Jonaki movie review: Aditya Vikram Sengupta's uncompromising approach makes up for film's heavy-duty metaphors, loopy storytelling
Jonaki is a film that is meant to be experienced. At its best, it renders all criticism meaningless.
castRatnabali Bhattacharjee, Lolita Chatterjee, Sumanto Chattopadhyay, Jim Sarbh
directorAditya Vikram Sengupta
Aditya Vikram Sengupta’s second feature film nudges us up close and personal to an idiosyncratic and achingly beautiful cinematic vision. His Jonaki is suffused with courage and uncompromising commitment that more than make up for its occasional heavy-hitting metaphor and a loopy style of storytelling that delays gratification with varying results. From the outset, the audience becomes aware of a deeply personal film — an ode to the director’s grandmother — which, as a result, will spend as much time mulling over its relationship with time as it does wandering in and out of her memories.
In tableaux after carefully arranged tableaux mined from the past, things, gestures and feelings that comprised her life creak, squeal, chuckle and drip drop by drop through the sieve of time. Meanwhile, her ageing lover hobbles through her world, quietly searching, picking up bits and pieces here and there in a bid to reach her.
Quite like its protagonists, the film is deliberately, almost reflectively, paced by a director cognizant of the effort it must take to change the course of time’s river. So we often spend more than ample time gazing at a particular snapshot from her life. Our gaze travels the entire length and breadth of the frame, often allowing for a tactility to set into our act of seeing and exploring. Jonaki’s world is ethereal, pregnant, often beset by decay and beautifully alive in a strange, faraway manner that is an exclusive property of the past. A great majority of the individual frames are heavy with beauty. Mahendra Shetty’s keen eye has conjured a world of astonishing detail within a subdued and quiet colour palette. A ‘truly’ beautiful image makes you aware of the simple act of your breathing. Sengupta’s near-obsessive attention to sound design ensures that we are offered ample opportunities to do that.
Jonaki, by its very design, invites immediate praise, despite the immensity of the task it sets out to accomplish. Structurally speaking, Sengupta’s choice of snapshots and tableaux to mine the past in composing a heartfelt love letter that can pass between its protagonists is apt. His decision to place an old body in the shoes of her younger, or even child self, is inspired, to say the least. It leads to wondrous cinematic results. But I was not so impressed by the heavy-duty metaphors that end up distracting from the loving, personal nature of the film. The oranges, for instance, while used judiciously and lovingly in the earlier sections, become tiresome and derivative by the time the film nears its end. Then there’s the image that’s meant to depict the going out of the spark of childhood which, although the most searingly beautiful shot of the film, is too explicit for its own good. A case can be made for the individual images being all inclusive and merely meant to be seen. But metaphor remains a constant throughout the film. And when it works, it is a marvel to witness.

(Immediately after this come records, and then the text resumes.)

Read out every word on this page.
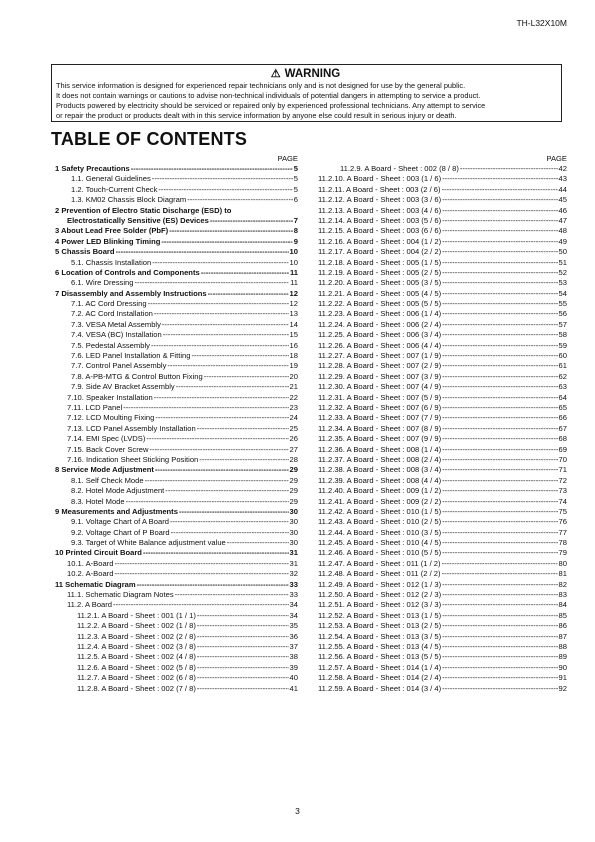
TH-L32X10M
⚠ WARNING
This service information is designed for experienced repair technicians only and is not designed for use by the general public.
It does not contain warnings or cautions to advise non-technical individuals of potential dangers in attempting to service a product.
Products powered by electricity should be serviced or repaired only by experienced professional technicians. Any attempt to service
or repair the product or products dealt with in this service information by anyone else could result in serious injury or death.
TABLE OF CONTENTS
PAGE
1 Safety Precautions -----	5
1.1. General Guidelines -----	5
1.2. Touch-Current Check -----	5
1.3. KM02 Chassis Block Diagram -----	6
2 Prevention of Electro Static Discharge (ESD) to
Electrostatically Sensitive (ES) Devices -----	7
3 About Lead Free Solder (PbF) -----	8
4 Power LED Blinking Timing -----	9
5 Chassis Board -----	10
5.1. Chassis Installation -----	10
6 Location of Controls and Components -----	11
6.1. Wire Dressing -----	11
7 Disassembly and Assembly Instructions -----	12
7.1. AC Cord Dressing -----	12
7.2. AC Cord Installation -----	13
7.3. VESA Metal Assembly -----	14
7.4. VESA (BC) Installation -----	15
7.5. Pedestal Assembly -----	16
7.6. LED Panel Installation & Fitting -----	18
7.7. Control Panel Assembly -----	19
7.8. A-PB-MTG & Control Button Fixing -----	20
7.9. Side AV Bracket Assembly -----	21
7.10. Speaker Installation -----	22
7.11. LCD Panel -----	23
7.12. LCD Moulting Fixing -----	24
7.13. LCD Panel Assembly Installation -----	25
7.14. EMI Spec (LVDS) -----	26
7.15. Back Cover Screw -----	27
7.16. Indication Sheet Sticking Position -----	28
8 Service Mode Adjustment -----	29
8.1. Self Check Mode -----	29
8.2. Hotel Mode Adjustment -----	29
8.3. Hotel Mode -----	29
9 Measurements and Adjustments -----	30
9.1. Voltage Chart of A Board -----	30
9.2. Voltage Chart of P Board -----	30
9.3. Target of White Balance adjustment value -----	30
10 Printed Circuit Board -----	31
10.1. A-Board -----	31
10.2. A-Board -----	32
11 Schematic Diagram -----	33
11.1. Schematic Diagram Notes -----	33
11.2. A Board -----	34
11.2.1. A Board - Sheet : 001 (1 / 1) -----	34
11.2.2. A Board - Sheet : 002 (1 / 8) -----	35
11.2.3. A Board - Sheet : 002 (2 / 8) -----	36
11.2.4. A Board - Sheet : 002 (3 / 8) -----	37
11.2.5. A Board - Sheet : 002 (4 / 8) -----	38
11.2.6. A Board - Sheet : 002 (5 / 8) -----	39
11.2.7. A Board - Sheet : 002 (6 / 8) -----	40
11.2.8. A Board - Sheet : 002 (7 / 8) -----	41
PAGE
11.2.9. A Board - Sheet : 002 (8 / 8) -----	42
11.2.10. A Board - Sheet : 003 (1 / 6) -----	43
11.2.11. A Board - Sheet : 003 (2 / 6) -----	44
11.2.12. A Board - Sheet : 003 (3 / 6) -----	45
11.2.13. A Board - Sheet : 003 (4 / 6) -----	46
11.2.14. A Board - Sheet : 003 (5 / 6) -----	47
11.2.15. A Board - Sheet : 003 (6 / 6) -----	48
11.2.16. A Board - Sheet : 004 (1 / 2) -----	49
11.2.17. A Board - Sheet : 004 (2 / 2) -----	50
11.2.18. A Board - Sheet : 005 (1 / 5) -----	51
11.2.19. A Board - Sheet : 005 (2 / 5) -----	52
11.2.20. A Board - Sheet : 005 (3 / 5) -----	53
11.2.21. A Board - Sheet : 005 (4 / 5) -----	54
11.2.22. A Board - Sheet : 005 (5 / 5) -----	55
11.2.23. A Board - Sheet : 006 (1 / 4) -----	56
11.2.24. A Board - Sheet : 006 (2 / 4) -----	57
11.2.25. A Board - Sheet : 006 (3 / 4) -----	58
11.2.26. A Board - Sheet : 006 (4 / 4) -----	59
11.2.27. A Board - Sheet : 007 (1 / 9) -----	60
11.2.28. A Board - Sheet : 007 (2 / 9) -----	61
11.2.29. A Board - Sheet : 007 (3 / 9) -----	62
11.2.30. A Board - Sheet : 007 (4 / 9) -----	63
11.2.31. A Board - Sheet : 007 (5 / 9) -----	64
11.2.32. A Board - Sheet : 007 (6 / 9) -----	65
11.2.33. A Board - Sheet : 007 (7 / 9) -----	66
11.2.34. A Board - Sheet : 007 (8 / 9) -----	67
11.2.35. A Board - Sheet : 007 (9 / 9) -----	68
11.2.36. A Board - Sheet : 008 (1 / 4) -----	69
11.2.37. A Board - Sheet : 008 (2 / 4) -----	70
11.2.38. A Board - Sheet : 008 (3 / 4) -----	71
11.2.39. A Board - Sheet : 008 (4 / 4) -----	72
11.2.40. A Board - Sheet : 009 (1 / 2) -----	73
11.2.41. A Board - Sheet : 009 (2 / 2) -----	74
11.2.42. A Board - Sheet : 010 (1 / 5) -----	75
11.2.43. A Board - Sheet : 010 (2 / 5) -----	76
11.2.44. A Board - Sheet : 010 (3 / 5) -----	77
11.2.45. A Board - Sheet : 010 (4 / 5) -----	78
11.2.46. A Board - Sheet : 010 (5 / 5) -----	79
11.2.47. A Board - Sheet : 011 (1 / 2) -----	80
11.2.48. A Board - Sheet : 011 (2 / 2) -----	81
11.2.49. A Board - Sheet : 012 (1 / 3) -----	82
11.2.50. A Board - Sheet : 012 (2 / 3) -----	83
11.2.51. A Board - Sheet : 012 (3 / 3) -----	84
11.2.52. A Board - Sheet : 013 (1 / 5) -----	85
11.2.53. A Board - Sheet : 013 (2 / 5) -----	86
11.2.54. A Board - Sheet : 013 (3 / 5) -----	87
11.2.55. A Board - Sheet : 013 (4 / 5) -----	88
11.2.56. A Board - Sheet : 013 (5 / 5) -----	89
11.2.57. A Board - Sheet : 014 (1 / 4) -----	90
11.2.58. A Board - Sheet : 014 (2 / 4) -----	91
11.2.59. A Board - Sheet : 014 (3 / 4) -----	92
3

The story of Jonaki’s life is unravelled in a manner that imitates the mysterious workings of memory. It delineates the unusual narrative logic of the film, which leads to a peculiar expectation from the viewers. The long walk through the passages of her life mirrors the carefully arranged nature of the individual tableaux in their disarming complexity. Creditably, Sengupta’s film renders us both close and distant to an individual whose reality holds an altogether different meaning to the director than it ever will to us. It’s an intricate balancing act in accomplishing which he makes a most lasting artistic impact.
Jonaki is a film that is meant to be experienced. At its best, it renders all criticism meaningless. It refuses to revel in the shameless exploitation of nostalgia that even the most gifted directors can often fall prey to, in effect marring the sacred nature of a person’s memories. This is a film inviting surrender, perhaps even sleep, from its viewers; anything as long as it is honest and true. Very few films can afford to lose our attention, a notion that must sound like anathema to the Marvel lot. Jonaki is one among a unique tribe where the rules of engagement are meant to be decided by the audience. In reaching for that state, it tries to come as close to becoming a part of life as any work of art ever could.
Editor's note: The 20th edition of the Jio MAMI Mumbai Film Festival is finally here, and with it comes an unending list of critically acclaimed Indian and international films to watch. Firstpost will review the most promising of these films.